Relationship advice columnist Dr. Andrea Bonior answers the plights of Washington Post readers in her advice column Baggage Check.
The sloppy wife
Q. My wife over the past few years has become a major slob. Clothes everywhere, not caring if the house is dirty, dishes lying around and half-finished projects.
I do all of the cleaning and picking up, and I am resentful that she creates the mess and then decides to run out with friends. When I try to talk to her about it, I am the one who is "controlling" and she is an "adult" and can do what she wants.
So now I only do my laundry and bite my tongue while trying to keep our house presentable as her piles of stuff keep growing. How can we have a more productive conversation about this? Fifteen years together and I am looking at apartments.
What the expert says
A: It's, of course, true that she is an adult and can do what she wants. Including poisoning her marriage. Now, sloppiness that is a change from the norm is often indicative of depression or anxiety.
So might it be useful to frame this as a different conversation altogether?
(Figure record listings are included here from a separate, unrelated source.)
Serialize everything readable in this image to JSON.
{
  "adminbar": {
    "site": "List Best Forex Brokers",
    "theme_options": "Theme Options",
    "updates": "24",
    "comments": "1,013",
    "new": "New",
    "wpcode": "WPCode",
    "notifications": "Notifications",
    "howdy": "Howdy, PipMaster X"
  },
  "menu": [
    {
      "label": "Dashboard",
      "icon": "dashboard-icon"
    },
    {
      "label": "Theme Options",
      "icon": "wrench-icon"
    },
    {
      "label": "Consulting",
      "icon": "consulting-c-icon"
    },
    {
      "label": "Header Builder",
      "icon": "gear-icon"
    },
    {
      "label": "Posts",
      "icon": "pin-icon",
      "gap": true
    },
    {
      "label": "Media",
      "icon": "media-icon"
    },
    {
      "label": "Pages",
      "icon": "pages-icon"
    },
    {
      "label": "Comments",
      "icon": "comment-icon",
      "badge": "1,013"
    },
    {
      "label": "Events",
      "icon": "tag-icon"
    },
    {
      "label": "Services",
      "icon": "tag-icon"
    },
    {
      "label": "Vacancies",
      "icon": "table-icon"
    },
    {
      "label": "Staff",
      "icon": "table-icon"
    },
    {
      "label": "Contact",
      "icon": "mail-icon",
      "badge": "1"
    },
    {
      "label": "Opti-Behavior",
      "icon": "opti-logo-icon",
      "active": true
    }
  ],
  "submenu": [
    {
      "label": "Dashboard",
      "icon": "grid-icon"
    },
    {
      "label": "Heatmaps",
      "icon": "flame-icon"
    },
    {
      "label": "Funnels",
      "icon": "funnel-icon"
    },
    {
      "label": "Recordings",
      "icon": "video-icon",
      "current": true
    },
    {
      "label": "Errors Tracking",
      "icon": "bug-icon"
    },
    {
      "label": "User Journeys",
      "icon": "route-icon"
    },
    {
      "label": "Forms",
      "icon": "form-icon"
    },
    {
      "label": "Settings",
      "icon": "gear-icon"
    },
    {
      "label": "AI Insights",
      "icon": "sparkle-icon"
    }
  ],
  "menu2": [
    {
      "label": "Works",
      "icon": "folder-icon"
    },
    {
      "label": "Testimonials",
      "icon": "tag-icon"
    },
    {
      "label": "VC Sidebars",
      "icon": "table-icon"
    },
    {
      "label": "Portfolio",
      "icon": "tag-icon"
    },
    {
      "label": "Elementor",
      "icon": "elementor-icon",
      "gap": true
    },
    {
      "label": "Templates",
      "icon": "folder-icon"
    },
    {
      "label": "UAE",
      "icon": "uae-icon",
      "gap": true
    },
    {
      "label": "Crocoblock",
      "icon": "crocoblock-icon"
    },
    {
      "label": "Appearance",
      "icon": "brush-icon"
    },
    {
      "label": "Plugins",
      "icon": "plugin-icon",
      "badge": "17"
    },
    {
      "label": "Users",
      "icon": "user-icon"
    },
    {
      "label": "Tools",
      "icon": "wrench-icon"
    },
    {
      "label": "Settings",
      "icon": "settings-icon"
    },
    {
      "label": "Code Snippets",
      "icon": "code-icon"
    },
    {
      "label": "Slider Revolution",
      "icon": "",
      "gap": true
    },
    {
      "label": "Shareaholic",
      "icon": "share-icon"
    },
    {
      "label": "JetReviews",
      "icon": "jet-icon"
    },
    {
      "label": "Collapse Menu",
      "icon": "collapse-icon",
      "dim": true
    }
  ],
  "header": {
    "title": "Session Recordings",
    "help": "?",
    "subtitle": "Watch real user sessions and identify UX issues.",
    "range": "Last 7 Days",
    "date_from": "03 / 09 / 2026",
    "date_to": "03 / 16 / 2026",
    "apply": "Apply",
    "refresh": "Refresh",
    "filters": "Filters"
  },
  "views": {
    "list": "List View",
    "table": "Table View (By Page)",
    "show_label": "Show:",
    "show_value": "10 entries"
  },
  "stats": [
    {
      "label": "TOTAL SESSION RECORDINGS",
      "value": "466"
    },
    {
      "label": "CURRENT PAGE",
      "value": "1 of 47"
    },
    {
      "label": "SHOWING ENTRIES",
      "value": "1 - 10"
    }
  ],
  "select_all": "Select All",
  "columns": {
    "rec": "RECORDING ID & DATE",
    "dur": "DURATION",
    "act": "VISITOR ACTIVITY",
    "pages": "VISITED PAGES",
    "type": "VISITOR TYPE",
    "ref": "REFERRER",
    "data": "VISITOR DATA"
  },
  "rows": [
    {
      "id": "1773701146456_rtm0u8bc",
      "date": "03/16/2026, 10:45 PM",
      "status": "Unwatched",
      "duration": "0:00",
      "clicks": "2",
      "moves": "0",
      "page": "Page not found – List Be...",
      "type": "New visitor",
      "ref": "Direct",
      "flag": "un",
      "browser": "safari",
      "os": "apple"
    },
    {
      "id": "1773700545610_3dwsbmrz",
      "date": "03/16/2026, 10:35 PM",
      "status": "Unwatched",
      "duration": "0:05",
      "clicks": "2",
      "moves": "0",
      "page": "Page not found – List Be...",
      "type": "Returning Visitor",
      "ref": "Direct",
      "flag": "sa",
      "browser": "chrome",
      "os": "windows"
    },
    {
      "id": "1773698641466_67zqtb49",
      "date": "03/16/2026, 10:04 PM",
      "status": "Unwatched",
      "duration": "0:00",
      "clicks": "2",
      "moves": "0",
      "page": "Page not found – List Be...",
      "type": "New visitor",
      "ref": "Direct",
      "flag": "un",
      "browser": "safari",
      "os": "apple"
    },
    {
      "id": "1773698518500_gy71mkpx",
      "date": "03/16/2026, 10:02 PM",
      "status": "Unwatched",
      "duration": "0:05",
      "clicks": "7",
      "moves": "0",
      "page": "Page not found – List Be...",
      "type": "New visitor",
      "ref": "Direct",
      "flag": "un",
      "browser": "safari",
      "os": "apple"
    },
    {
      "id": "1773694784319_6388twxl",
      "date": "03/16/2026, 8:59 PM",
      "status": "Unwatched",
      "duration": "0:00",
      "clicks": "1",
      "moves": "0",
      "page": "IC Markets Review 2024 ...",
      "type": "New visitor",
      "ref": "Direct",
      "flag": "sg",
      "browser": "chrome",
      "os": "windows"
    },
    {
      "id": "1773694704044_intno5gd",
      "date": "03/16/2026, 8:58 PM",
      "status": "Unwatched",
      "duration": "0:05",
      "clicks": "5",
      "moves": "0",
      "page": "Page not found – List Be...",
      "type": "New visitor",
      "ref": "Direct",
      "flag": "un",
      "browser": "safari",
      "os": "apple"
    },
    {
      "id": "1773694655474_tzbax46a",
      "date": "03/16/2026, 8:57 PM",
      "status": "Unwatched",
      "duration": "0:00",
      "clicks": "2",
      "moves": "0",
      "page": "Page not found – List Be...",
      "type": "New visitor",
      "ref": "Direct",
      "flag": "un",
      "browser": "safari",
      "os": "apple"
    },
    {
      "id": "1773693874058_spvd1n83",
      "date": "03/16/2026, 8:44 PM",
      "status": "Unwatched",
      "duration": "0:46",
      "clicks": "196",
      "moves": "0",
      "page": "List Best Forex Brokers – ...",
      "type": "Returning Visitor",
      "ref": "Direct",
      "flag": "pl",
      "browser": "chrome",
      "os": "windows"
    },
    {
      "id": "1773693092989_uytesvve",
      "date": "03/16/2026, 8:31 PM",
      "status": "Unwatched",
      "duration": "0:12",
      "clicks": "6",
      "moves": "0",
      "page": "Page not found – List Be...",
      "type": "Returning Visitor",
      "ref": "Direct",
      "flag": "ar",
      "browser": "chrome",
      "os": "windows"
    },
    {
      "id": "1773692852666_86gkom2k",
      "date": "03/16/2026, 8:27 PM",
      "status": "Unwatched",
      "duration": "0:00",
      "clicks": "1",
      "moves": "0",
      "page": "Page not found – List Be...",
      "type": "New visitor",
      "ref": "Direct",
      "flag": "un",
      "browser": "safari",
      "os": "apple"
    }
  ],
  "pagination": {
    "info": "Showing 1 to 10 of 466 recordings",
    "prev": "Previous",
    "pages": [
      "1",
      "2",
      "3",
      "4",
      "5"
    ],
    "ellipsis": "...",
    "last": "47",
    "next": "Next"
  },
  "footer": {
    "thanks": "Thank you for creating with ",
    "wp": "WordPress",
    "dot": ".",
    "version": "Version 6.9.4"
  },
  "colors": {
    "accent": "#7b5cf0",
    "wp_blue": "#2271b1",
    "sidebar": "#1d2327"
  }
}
Not "Put your godforsaken cottage-cheese-encrusted bowl in the darn sink for once" but "What's really going on here? You don't seem to care about the things you used to."
The latter is especially appropriate given that she is lashing out at you (or so it appears). Right now, you're not communicating effectively with each other, no matter where she throws her socks.
So, does she want to work on improving the situation? And is she willing to consider couples counselling, to keep you from considering your own place?